Geekosystem: How will the app make money? Are you launching with display ads, or are you just trying to build up a user base first?

Dornbush: ‪No, it doesn’t make sense to launch with display ads. There has to exist an audience to monetize first and the best way to accomplish that is to build a great product. ‬ When an audience is large and engaged, in broad strokes, we can monetize the content they are capturing and sharing through OMGICU and we can connect people with brands and other commercial opportunities in the real-world. And this should play to the unique strengths of mobile devices and not look so much like display advertising does today anyhow.‬

A lot of our content relates to which celebrities use which brands and go to which businesses, and it’s not a new notion that celebrity purchasing behavior influences consumer behavior in meaningful ways. I think we have a lot of runway there.‬

Geekosystem: So what’s next?

Dornbush: First, filters and personalized feeds are part of the near-term product plan. Celebrity magazines have to be focused on a lowest common denominator, but the Internet has made celebrity kind of niche.
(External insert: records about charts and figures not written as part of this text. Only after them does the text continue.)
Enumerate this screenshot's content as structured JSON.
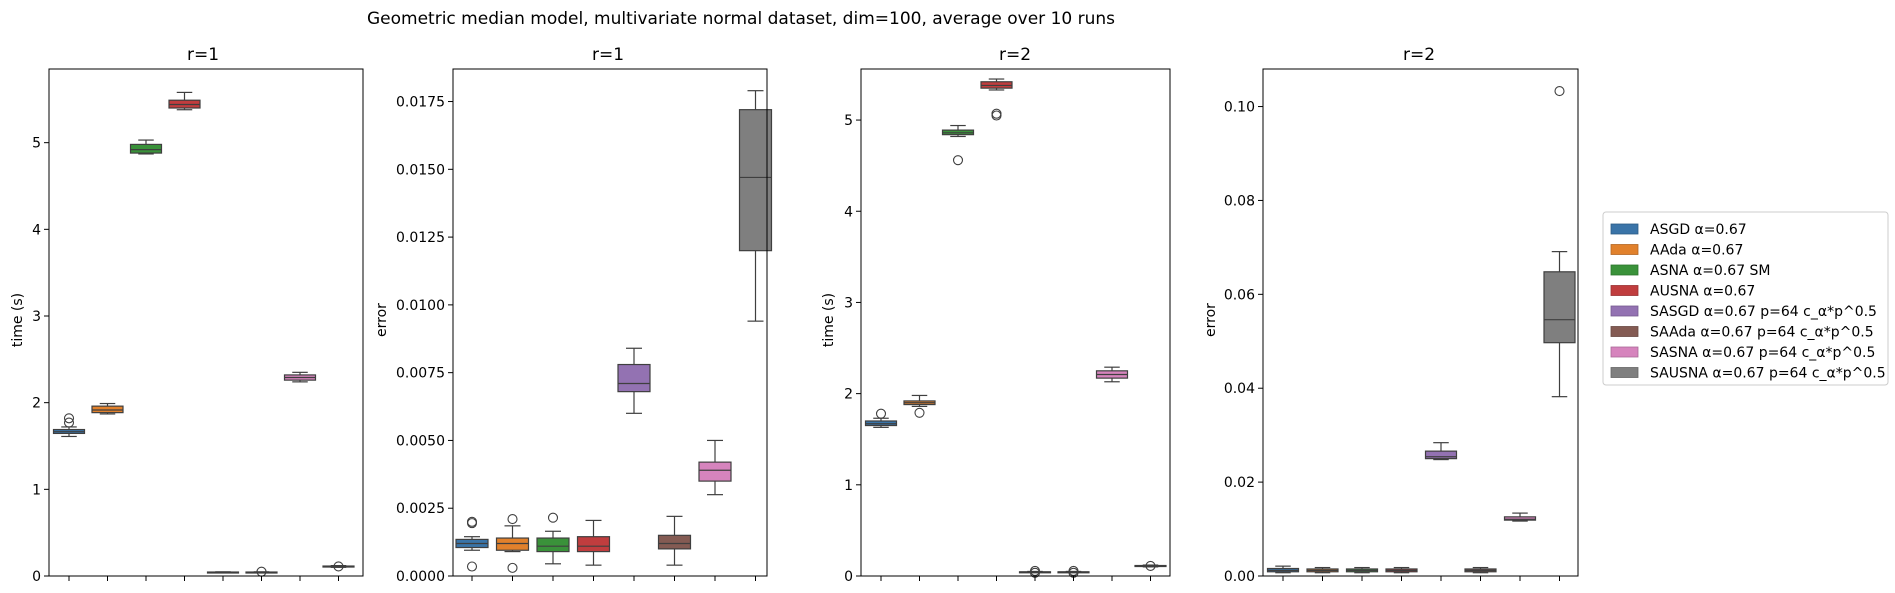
{
  "figure": {
    "suptitle": "Geometric median model, multivariate normal dataset, dim=100, average over 10 runs",
    "colors": [
      "#3a74a8",
      "#e1812c",
      "#3a923a",
      "#c03d3e",
      "#9372b2",
      "#845b53",
      "#d684bd",
      "#7f7f7f"
    ]
  },
  "legend": {
    "placement": "center-right",
    "entries": [
      "ASGD α=0.67",
      "AAda α=0.67",
      "ASNA α=0.67 SM",
      "AUSNA α=0.67",
      "SASGD α=0.67 p=64 c_α*p^0.5",
      "SAAda α=0.67 p=64 c_α*p^0.5",
      "SASNA α=0.67 p=64 c_α*p^0.5",
      "SAUSNA α=0.67 p=64 c_α*p^0.5"
    ]
  },
  "chart_data": [
    {
      "type": "box",
      "title": "r=1",
      "ylabel": "time (s)",
      "ylim": [
        0,
        5.85
      ],
      "yticks": [
        0,
        1,
        2,
        3,
        4,
        5
      ],
      "ytick_labels": [
        "0",
        "1",
        "2",
        "3",
        "4",
        "5"
      ],
      "boxes": [
        {
          "whislo": 1.61,
          "q1": 1.645,
          "med": 1.665,
          "q3": 1.69,
          "whishi": 1.72,
          "fliers": [
            1.77,
            1.82
          ]
        },
        {
          "whislo": 1.87,
          "q1": 1.885,
          "med": 1.915,
          "q3": 1.96,
          "whishi": 1.99,
          "fliers": []
        },
        {
          "whislo": 4.87,
          "q1": 4.88,
          "med": 4.92,
          "q3": 4.98,
          "whishi": 5.03,
          "fliers": []
        },
        {
          "whislo": 5.38,
          "q1": 5.4,
          "med": 5.44,
          "q3": 5.49,
          "whishi": 5.58,
          "fliers": []
        },
        {
          "whislo": 0.04,
          "q1": 0.042,
          "med": 0.044,
          "q3": 0.046,
          "whishi": 0.048,
          "fliers": []
        },
        {
          "whislo": 0.04,
          "q1": 0.042,
          "med": 0.044,
          "q3": 0.046,
          "whishi": 0.048,
          "fliers": [
            0.05
          ]
        },
        {
          "whislo": 2.24,
          "q1": 2.26,
          "med": 2.29,
          "q3": 2.32,
          "whishi": 2.35,
          "fliers": []
        },
        {
          "whislo": 0.1,
          "q1": 0.105,
          "med": 0.11,
          "q3": 0.115,
          "whishi": 0.12,
          "fliers": [
            0.11
          ]
        }
      ]
    },
    {
      "type": "box",
      "title": "r=1",
      "ylabel": "error",
      "ylim": [
        0,
        0.0187
      ],
      "yticks": [
        0,
        0.0025,
        0.005,
        0.0075,
        0.01,
        0.0125,
        0.015,
        0.0175
      ],
      "ytick_labels": [
        "0.0000",
        "0.0025",
        "0.0050",
        "0.0075",
        "0.0100",
        "0.0125",
        "0.0150",
        "0.0175"
      ],
      "boxes": [
        {
          "whislo": 0.00095,
          "q1": 0.00105,
          "med": 0.0012,
          "q3": 0.00135,
          "whishi": 0.00145,
          "fliers": [
            0.00195,
            0.002,
            0.00035
          ]
        },
        {
          "whislo": 0.0009,
          "q1": 0.00095,
          "med": 0.0012,
          "q3": 0.0014,
          "whishi": 0.00185,
          "fliers": [
            0.0021,
            0.0003
          ]
        },
        {
          "whislo": 0.00045,
          "q1": 0.0009,
          "med": 0.0011,
          "q3": 0.0014,
          "whishi": 0.00165,
          "fliers": [
            0.00215
          ]
        },
        {
          "whislo": 0.0004,
          "q1": 0.0009,
          "med": 0.0011,
          "q3": 0.00145,
          "whishi": 0.00205,
          "fliers": []
        },
        {
          "whislo": 0.006,
          "q1": 0.0068,
          "med": 0.0071,
          "q3": 0.0078,
          "whishi": 0.0084,
          "fliers": []
        },
        {
          "whislo": 0.0004,
          "q1": 0.001,
          "med": 0.0012,
          "q3": 0.0015,
          "whishi": 0.0022,
          "fliers": []
        },
        {
          "whislo": 0.003,
          "q1": 0.0035,
          "med": 0.0039,
          "q3": 0.0042,
          "whishi": 0.005,
          "fliers": []
        },
        {
          "whislo": 0.0094,
          "q1": 0.012,
          "med": 0.0147,
          "q3": 0.0172,
          "whishi": 0.0179,
          "fliers": []
        }
      ]
    },
    {
      "type": "box",
      "title": "r=2",
      "ylabel": "time (s)",
      "ylim": [
        0,
        5.56
      ],
      "yticks": [
        0,
        1,
        2,
        3,
        4,
        5
      ],
      "ytick_labels": [
        "0",
        "1",
        "2",
        "3",
        "4",
        "5"
      ],
      "boxes": [
        {
          "whislo": 1.63,
          "q1": 1.65,
          "med": 1.67,
          "q3": 1.7,
          "whishi": 1.73,
          "fliers": [
            1.78
          ]
        },
        {
          "whislo": 1.86,
          "q1": 1.88,
          "med": 1.9,
          "q3": 1.92,
          "whishi": 1.98,
          "fliers": [
            1.79
          ]
        },
        {
          "whislo": 4.82,
          "q1": 4.84,
          "med": 4.86,
          "q3": 4.89,
          "whishi": 4.94,
          "fliers": [
            4.56
          ]
        },
        {
          "whislo": 5.33,
          "q1": 5.35,
          "med": 5.38,
          "q3": 5.42,
          "whishi": 5.45,
          "fliers": [
            5.05,
            5.07
          ]
        },
        {
          "whislo": 0.04,
          "q1": 0.042,
          "med": 0.044,
          "q3": 0.046,
          "whishi": 0.05,
          "fliers": [
            0.055,
            0.035
          ]
        },
        {
          "whislo": 0.04,
          "q1": 0.042,
          "med": 0.044,
          "q3": 0.046,
          "whishi": 0.05,
          "fliers": [
            0.055,
            0.035
          ]
        },
        {
          "whislo": 2.13,
          "q1": 2.17,
          "med": 2.21,
          "q3": 2.25,
          "whishi": 2.29,
          "fliers": []
        },
        {
          "whislo": 0.1,
          "q1": 0.105,
          "med": 0.11,
          "q3": 0.115,
          "whishi": 0.12,
          "fliers": [
            0.11
          ]
        }
      ]
    },
    {
      "type": "box",
      "title": "r=2",
      "ylabel": "error",
      "ylim": [
        0,
        0.108
      ],
      "yticks": [
        0,
        0.02,
        0.04,
        0.06,
        0.08,
        0.1
      ],
      "ytick_labels": [
        "0.00",
        "0.02",
        "0.04",
        "0.06",
        "0.08",
        "0.10"
      ],
      "boxes": [
        {
          "whislo": 0.0007,
          "q1": 0.0009,
          "med": 0.0012,
          "q3": 0.0016,
          "whishi": 0.0021,
          "fliers": []
        },
        {
          "whislo": 0.0007,
          "q1": 0.0009,
          "med": 0.0012,
          "q3": 0.0015,
          "whishi": 0.0018,
          "fliers": []
        },
        {
          "whislo": 0.0007,
          "q1": 0.0009,
          "med": 0.0012,
          "q3": 0.0015,
          "whishi": 0.0018,
          "fliers": []
        },
        {
          "whislo": 0.0007,
          "q1": 0.0009,
          "med": 0.0012,
          "q3": 0.0015,
          "whishi": 0.0018,
          "fliers": []
        },
        {
          "whislo": 0.0248,
          "q1": 0.025,
          "med": 0.0254,
          "q3": 0.0266,
          "whishi": 0.0284,
          "fliers": []
        },
        {
          "whislo": 0.0007,
          "q1": 0.0009,
          "med": 0.0012,
          "q3": 0.0015,
          "whishi": 0.0018,
          "fliers": []
        },
        {
          "whislo": 0.0117,
          "q1": 0.0119,
          "med": 0.0121,
          "q3": 0.0126,
          "whishi": 0.0134,
          "fliers": []
        },
        {
          "whislo": 0.0382,
          "q1": 0.0497,
          "med": 0.0546,
          "q3": 0.0648,
          "whishi": 0.0691,
          "fliers": [
            0.1033
          ]
        }
      ]
    }
  ]
}
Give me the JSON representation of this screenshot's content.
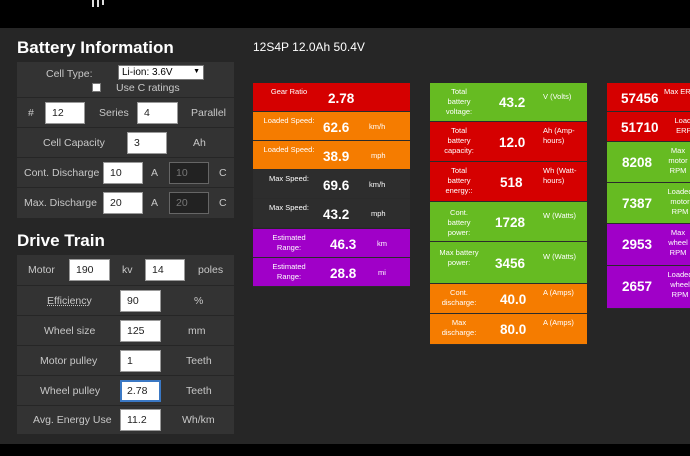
{
  "colors": {
    "red": "#d50000",
    "orange": "#f57c00",
    "dark": "#2d2d2d",
    "purple": "#a000c8",
    "green": "#66bb22"
  },
  "battery": {
    "heading": "Battery Information",
    "cell_type_label": "Cell Type:",
    "cell_type_value": "Li-ion: 3.6V",
    "use_c_ratings_label": "Use C ratings",
    "series_prefix": "#",
    "series_value": "12",
    "series_label": "Series",
    "parallel_value": "4",
    "parallel_label": "Parallel",
    "capacity_label": "Cell Capacity",
    "capacity_value": "3",
    "capacity_unit": "Ah",
    "cont_label": "Cont. Discharge",
    "cont_value": "10",
    "cont_unit": "A",
    "cont_c_value": "10",
    "cont_c_unit": "C",
    "max_label": "Max. Discharge",
    "max_value": "20",
    "max_unit": "A",
    "max_c_value": "20",
    "max_c_unit": "C"
  },
  "drivetrain": {
    "heading": "Drive Train",
    "motor_label": "Motor",
    "motor_kv_value": "190",
    "kv_label": "kv",
    "poles_value": "14",
    "poles_label": "poles",
    "efficiency_label": "Efficiency",
    "efficiency_value": "90",
    "efficiency_unit": "%",
    "wheel_label": "Wheel size",
    "wheel_value": "125",
    "wheel_unit": "mm",
    "motor_pulley_label": "Motor pulley",
    "motor_pulley_value": "1",
    "motor_pulley_unit": "Teeth",
    "wheel_pulley_label": "Wheel pulley",
    "wheel_pulley_value": "2.78",
    "wheel_pulley_unit": "Teeth",
    "energy_label": "Avg. Energy Use",
    "energy_value": "11.2",
    "energy_unit": "Wh/km"
  },
  "summary_title": "12S4P 12.0Ah 50.4V",
  "col1": [
    {
      "label": "Gear Ratio",
      "value": "2.78",
      "unit": "",
      "color": "red"
    },
    {
      "label": "Loaded Speed:",
      "value": "62.6",
      "unit": "km/h",
      "color": "orange"
    },
    {
      "label": "Loaded Speed:",
      "value": "38.9",
      "unit": "mph",
      "color": "orange"
    },
    {
      "label": "Max Speed:",
      "value": "69.6",
      "unit": "km/h",
      "color": "dark"
    },
    {
      "label": "Max Speed:",
      "value": "43.2",
      "unit": "mph",
      "color": "dark"
    },
    {
      "label": "Estimated Range:",
      "value": "46.3",
      "unit": "km",
      "color": "purple"
    },
    {
      "label": "Estimated Range:",
      "value": "28.8",
      "unit": "mi",
      "color": "purple"
    }
  ],
  "col2": [
    {
      "label": "Total battery voltage:",
      "value": "43.2",
      "unit": "V (Volts)",
      "color": "green"
    },
    {
      "label": "Total battery capacity:",
      "value": "12.0",
      "unit": "Ah (Amp-hours)",
      "color": "red"
    },
    {
      "label": "Total battery energy::",
      "value": "518",
      "unit": "Wh (Watt-hours)",
      "color": "red"
    },
    {
      "label": "Cont. battery power:",
      "value": "1728",
      "unit": "W (Watts)",
      "color": "green"
    },
    {
      "label": "Max battery power:",
      "value": "3456",
      "unit": "W (Watts)",
      "color": "green"
    },
    {
      "label": "Cont. discharge:",
      "value": "40.0",
      "unit": "A (Amps)",
      "color": "orange"
    },
    {
      "label": "Max discharge:",
      "value": "80.0",
      "unit": "A (Amps)",
      "color": "orange"
    }
  ],
  "col3": [
    {
      "label": "Max ERPM",
      "value": "57456",
      "color": "red"
    },
    {
      "label": "Loaded ERPM",
      "value": "51710",
      "color": "red"
    },
    {
      "label": "Max motor RPM",
      "value": "8208",
      "color": "green"
    },
    {
      "label": "Loaded motor RPM",
      "value": "7387",
      "color": "green"
    },
    {
      "label": "Max wheel RPM",
      "value": "2953",
      "color": "purple"
    },
    {
      "label": "Loaded wheel RPM",
      "value": "2657",
      "color": "purple"
    }
  ]
}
There are plenty of interesting people who won’t get much coverage from mainstream publications but who have real followings, and you might not even think of them until you see whose photos people are Tweeting and posting to Facebook.

Also: Moving beyond the iPhone to other platforms. Android’s growth is crazy but there are a lot of people with BlackBerries who are not defecting anytime soon, so both those apps need to happen.